CHOCTAW — In 1990, David Reid was a pimple-faced teen who strutted through the halls of Choctaw High School wearing jeans and sneakers, focused primarily on getting his diploma and getting out of school.
This week, a youthful 40-year-old Reid returned to his high school and walked confidently down those same hallways. This time he wore slacks and a tie and a pair of freshly polished black dress shoes.
The homecoming marked Reid's first day as principal of his alma mater.
As principal of Choctaw's only high school, he joined 80 teachers in welcoming more than 1,400 students back to class when the Choctaw-Nicoma Park School District launched its new school year.

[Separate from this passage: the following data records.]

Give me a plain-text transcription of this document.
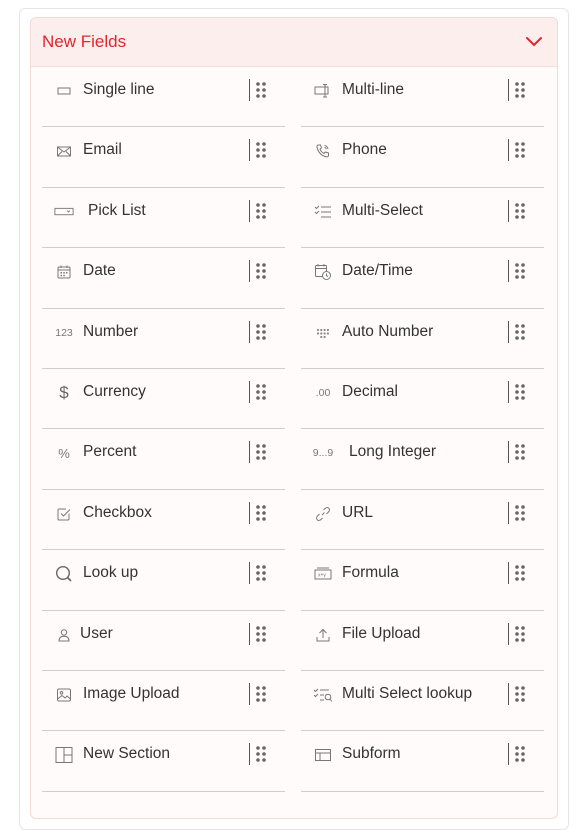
New Fields
Single line	Multi-line
Email	Phone
Pick List	Multi-Select
Date	Date/Time
123 Number	Auto Number
$ Currency	.00 Decimal
% Percent	9...9 Long Integer
Checkbox	URL
Look up	x+y Formula
User	File Upload
Image Upload	Multi Select lookup
New Section	Subform
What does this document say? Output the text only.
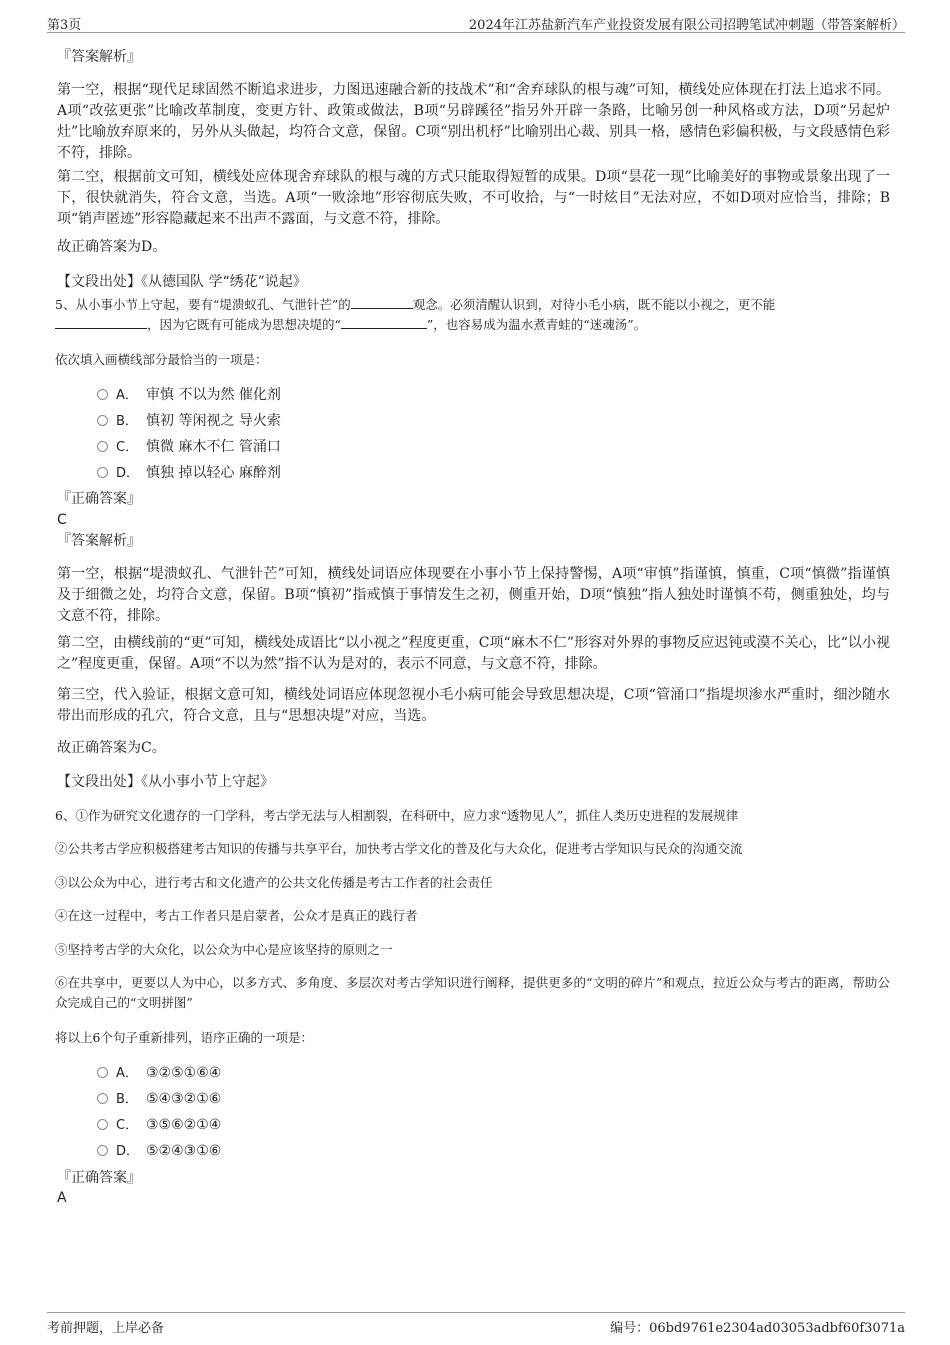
第3页	2024年江苏盐新汽车产业投资发展有限公司招聘笔试冲刺题（带答案解析）
『答案解析』
第一空，根据“现代足球固然不断追求进步，力图迅速融合新的技战术”和“舍弃球队的根与魂”可知，横线处应体现在打法上追求不同。A项“改弦更张”比喻改革制度，变更方针、政策或做法，B项“另辟蹊径”指另外开辟一条路，比喻另创一种风格或方法，D项“另起炉灶”比喻放弃原来的，另外从头做起，均符合文意，保留。C项“别出机杼”比喻别出心裁、别具一格，感情色彩偏积极，与文段感情色彩不符，排除。
第二空，根据前文可知，横线处应体现舍弃球队的根与魂的方式只能取得短暂的成果。D项“昙花一现”比喻美好的事物或景象出现了一下，很快就消失，符合文意，当选。A项“一败涂地”形容彻底失败，不可收拾，与“一时炫目”无法对应，不如D项对应恰当，排除；B项“销声匿迹”形容隐藏起来不出声不露面，与文意不符，排除。
故正确答案为D。
【文段出处】《从德国队 学“绣花”说起》
5、从小事小节上守起，要有“堤溃蚁孔、气泄针芒”的	观念。必须清醒认识到，对待小毛小病，既不能以小视之，更不能
，因为它既有可能成为思想决堤的“	”，也容易成为温水煮青蛙的“迷魂汤”。
依次填入画横线部分最恰当的一项是：
A． 审慎 不以为然 催化剂
B． 慎初 等闲视之 导火索
C． 慎微 麻木不仁 管涌口
D． 慎独 掉以轻心 麻醉剂
『正确答案』
C
『答案解析』
第一空，根据“堤溃蚁孔、气泄针芒”可知，横线处词语应体现要在小事小节上保持警惕，A项“审慎”指谨慎，慎重，C项“慎微”指谨慎及于细微之处，均符合文意，保留。B项“慎初”指戒慎于事情发生之初，侧重开始，D项“慎独”指人独处时谨慎不苟，侧重独处，均与文意不符，排除。
第二空，由横线前的“更”可知，横线处成语比“以小视之”程度更重，C项“麻木不仁”形容对外界的事物反应迟钝或漠不关心，比“以小视之”程度更重，保留。A项“不以为然”指不认为是对的，表示不同意，与文意不符，排除。
第三空，代入验证，根据文意可知，横线处词语应体现忽视小毛小病可能会导致思想决堤，C项“管涌口”指堤坝渗水严重时，细沙随水带出而形成的孔穴，符合文意，且与“思想决堤”对应，当选。
故正确答案为C。
【文段出处】《从小事小节上守起》
6、①作为研究文化遗存的一门学科，考古学无法与人相割裂，在科研中，应力求“透物见人”，抓住人类历史进程的发展规律
②公共考古学应积极搭建考古知识的传播与共享平台，加快考古学文化的普及化与大众化，促进考古学知识与民众的沟通交流
③以公众为中心，进行考古和文化遗产的公共文化传播是考古工作者的社会责任
④在这一过程中，考古工作者只是启蒙者，公众才是真正的践行者
⑤坚持考古学的大众化，以公众为中心是应该坚持的原则之一
⑥在共享中，更要以人为中心，以多方式、多角度、多层次对考古学知识进行阐释，提供更多的“文明的碎片”和观点，拉近公众与考古的距离，帮助公众完成自己的“文明拼图”
将以上6个句子重新排列，语序正确的一项是：
A． ③②⑤①⑥④
B． ⑤④③②①⑥
C． ③⑤⑥②①④
D． ⑤②④③①⑥
『正确答案』
A
考前押题，上岸必备	编号：06bd9761e2304ad03053adbf60f3071a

The district has nine schools with an enrollment of 5,500 in kindergarten through grade 12.
Reid was chosen last spring to replace retiring principal Donny Black, who had been principal for 11 years.
It was difficult to determine who was more apprehensive on the first day of school — the students or their new principal.

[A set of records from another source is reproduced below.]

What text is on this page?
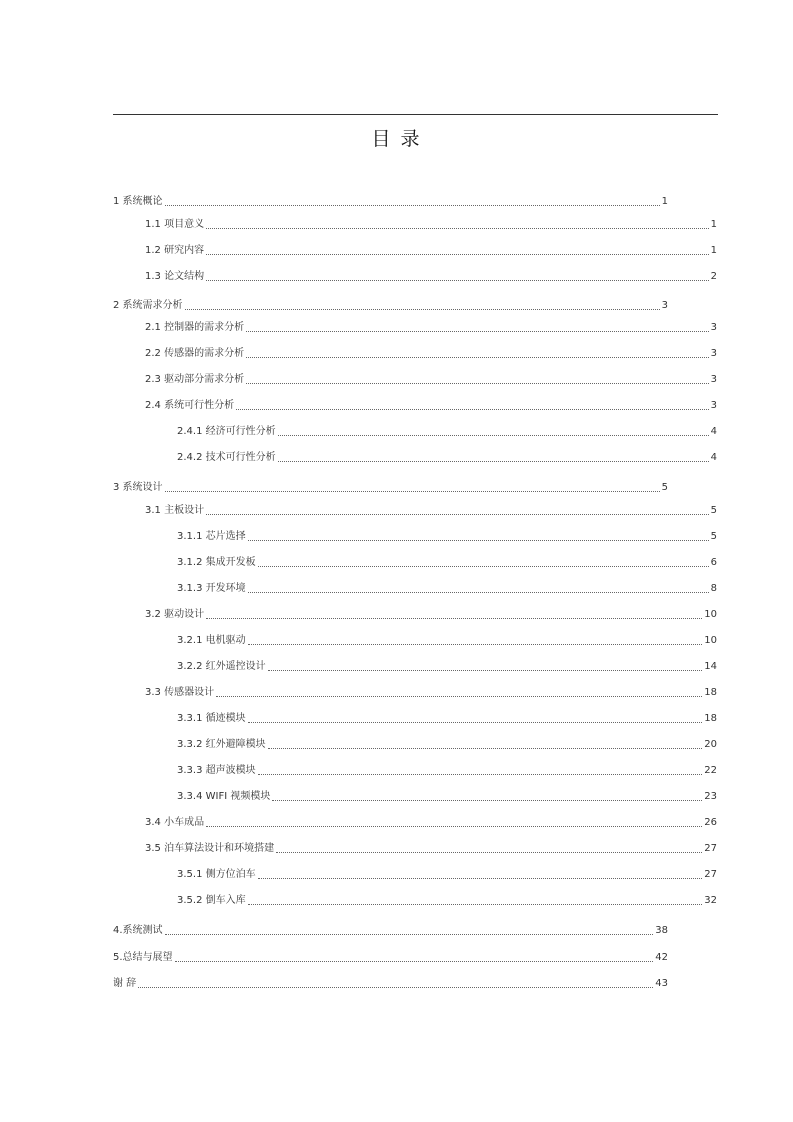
目 录
1 系统概论	1
1.1 项目意义	1
1.2 研究内容	1
1.3 论文结构	2
2 系统需求分析	3
2.1 控制器的需求分析	3
2.2 传感器的需求分析	3
2.3 驱动部分需求分析	3
2.4 系统可行性分析	3
2.4.1 经济可行性分析	4
2.4.2 技术可行性分析	4
3 系统设计	5
3.1 主板设计	5
3.1.1 芯片选择	5
3.1.2 集成开发板	6
3.1.3 开发环境	8
3.2 驱动设计	10
3.2.1 电机驱动	10
3.2.2 红外遥控设计	14
3.3 传感器设计	18
3.3.1 循迹模块	18
3.3.2 红外避障模块	20
3.3.3 超声波模块	22
3.3.4 WIFI 视频模块	23
3.4 小车成品	26
3.5 泊车算法设计和环境搭建	27
3.5.1 侧方位泊车	27
3.5.2 倒车入库	32
4.系统测试	38
5.总结与展望	42
谢 辞	43
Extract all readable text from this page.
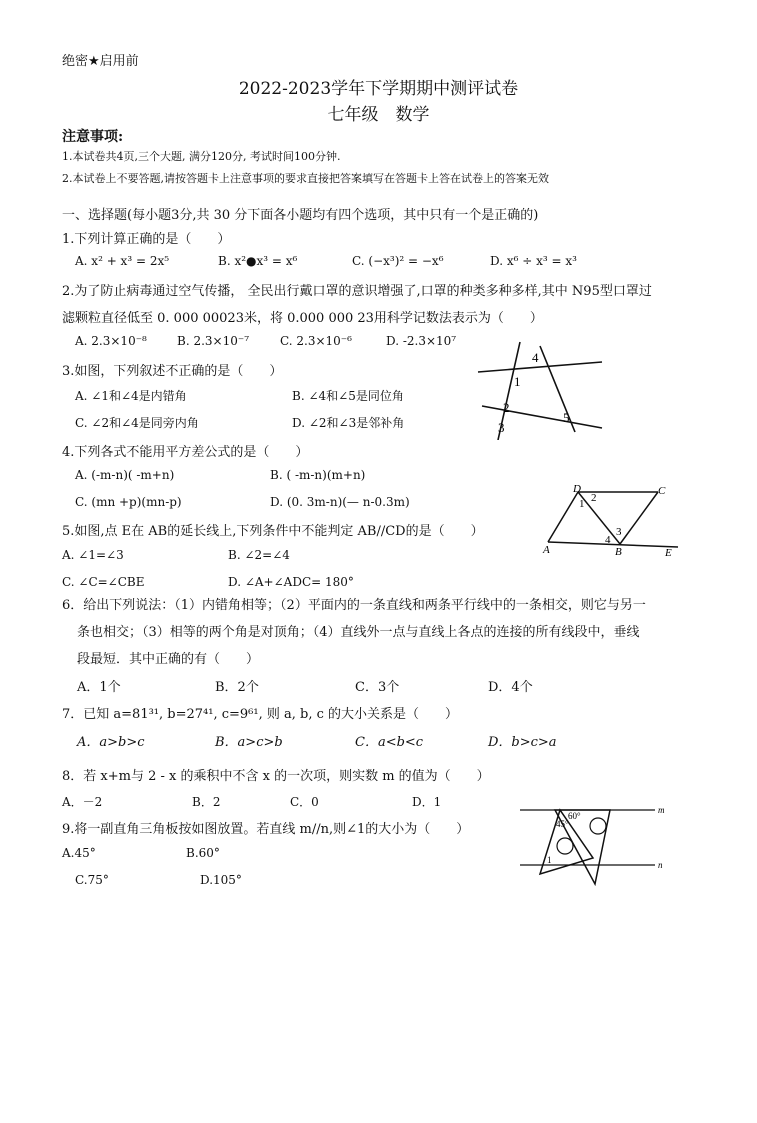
绝密★启用前
2022-2023学年下学期期中测评试卷
七年级　数学
注意事项:
1.本试卷共4页,三个大题, 满分120分, 考试时间100分钟.
2.本试卷上不要答题,请按答题卡上注意事项的要求直接把答案填写在答题卡上答在试卷上的答案无效
一、选择题(每小题3分,共 30 分下面各小题均有四个选项，其中只有一个是正确的)
1.下列计算正确的是（　　）
A. x² + x³ = 2x⁵	B. x²●x³ = x⁶	C. (−x³)² = −x⁶	D. x⁶ ÷ x³ = x³
2.为了防止病毒通过空气传播， 全民出行戴口罩的意识增强了,口罩的种类多种多样,其中 N95型口罩过
滤颗粒直径低至 0. 000 00023米，将 0.000 000 23用科学记数法表示为（　　）
A. 2.3×10⁻⁸	B. 2.3×10⁻⁷	C. 2.3×10⁻⁶	D. -2.3×10⁷
3.如图，下列叙述不正确的是（　　）
A. ∠1和∠4是内错角	B. ∠4和∠5是同位角
C. ∠2和∠4是同旁内角	D. ∠2和∠3是邻补角
1
2
3
4
5
4.下列各式不能用平方差公式的是（　　）
A. (-m-n)( -m+n)	B. ( -m-n)(m+n)
C. (mn +p)(mn-p)	D. (0. 3m-n)(— n-0.3m)
5.如图,点 E在 AB的延长线上,下列条件中不能判定 AB//CD的是（　　）
A. ∠1=∠3	B. ∠2=∠4
C. ∠C=∠CBE	D. ∠A+∠ADC= 180°
D	C
A	B	E
1 2
3
4
6．给出下列说法：（1）内错角相等；（2）平面内的一条直线和两条平行线中的一条相交，则它与另一
条也相交；（3）相等的两个角是对顶角；（4）直线外一点与直线上各点的连接的所有线段中，垂线
段最短．其中正确的有（　　）
A．1个	B．2个	C．3个	D．4个
7．已知 a=81³¹, b=27⁴¹, c=9⁶¹, 则 a, b, c 的大小关系是（　　）
A．a>b>c	B．a>c>b	C．a<b<c	D．b>c>a
8．若 x+m与 2 - x 的乘积中不含 x 的一次项，则实数 m 的值为（　　）
A．－2	B．2	C．0	D．1
9.将一副直角三角板按如图放置。若直线 m//n,则∠1的大小为（　　）
A.45°	B.60°
C.75°	D.105°
60°
45°
1
m
n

“I was a little nervous this morning,” Reid said.
“Seeing all those students gathered in the front areas of the building, I wasn't sure everyone was going to make it to their classrooms.”
The day went pretty smoothly for Reid and his charges.
“No major crises today,” he said at the end of day one.
He said it had been like “Old Home Week,” reuniting him with former students and fellow teachers he had teamed with during previous assignments in the district. Many of the students offered hugs to Reid as they welcomed him to the high school.
Superintendent Jim McCharen said he is excited about Reid's return to the high school as principal.
Reid has been a teacher and administrator in the district for 18 years. Before his promotion to the high school's top post, he served as principal for nine years at Nicoma Park Middle School.
McCharen said Reid's passion for educating children attracted the attention of administrators a number of years ago and they have followed his teaching career closely.
“Not only is David a veteran teacher in our school system, he's also a product of our school system,” McCharen said.
McCharen said Reid's “relationship with the patrons of our district” couldn't be overlooked. He said Reid fits in well with the goals of the school system as it continues to experience growth.
He referred to Reid as a cutting edge administrator and a leader in instructional technology.
“As a teacher, I learned that not one size fits all,” Reid said. “What works well for one student may not work for another.”
His approach to teaching is “meeting the kids' needs where they are now and helping them expand their horizons.”
He said his dream is to shake the hand of every senior when they walk across the stage to receive their diplomas.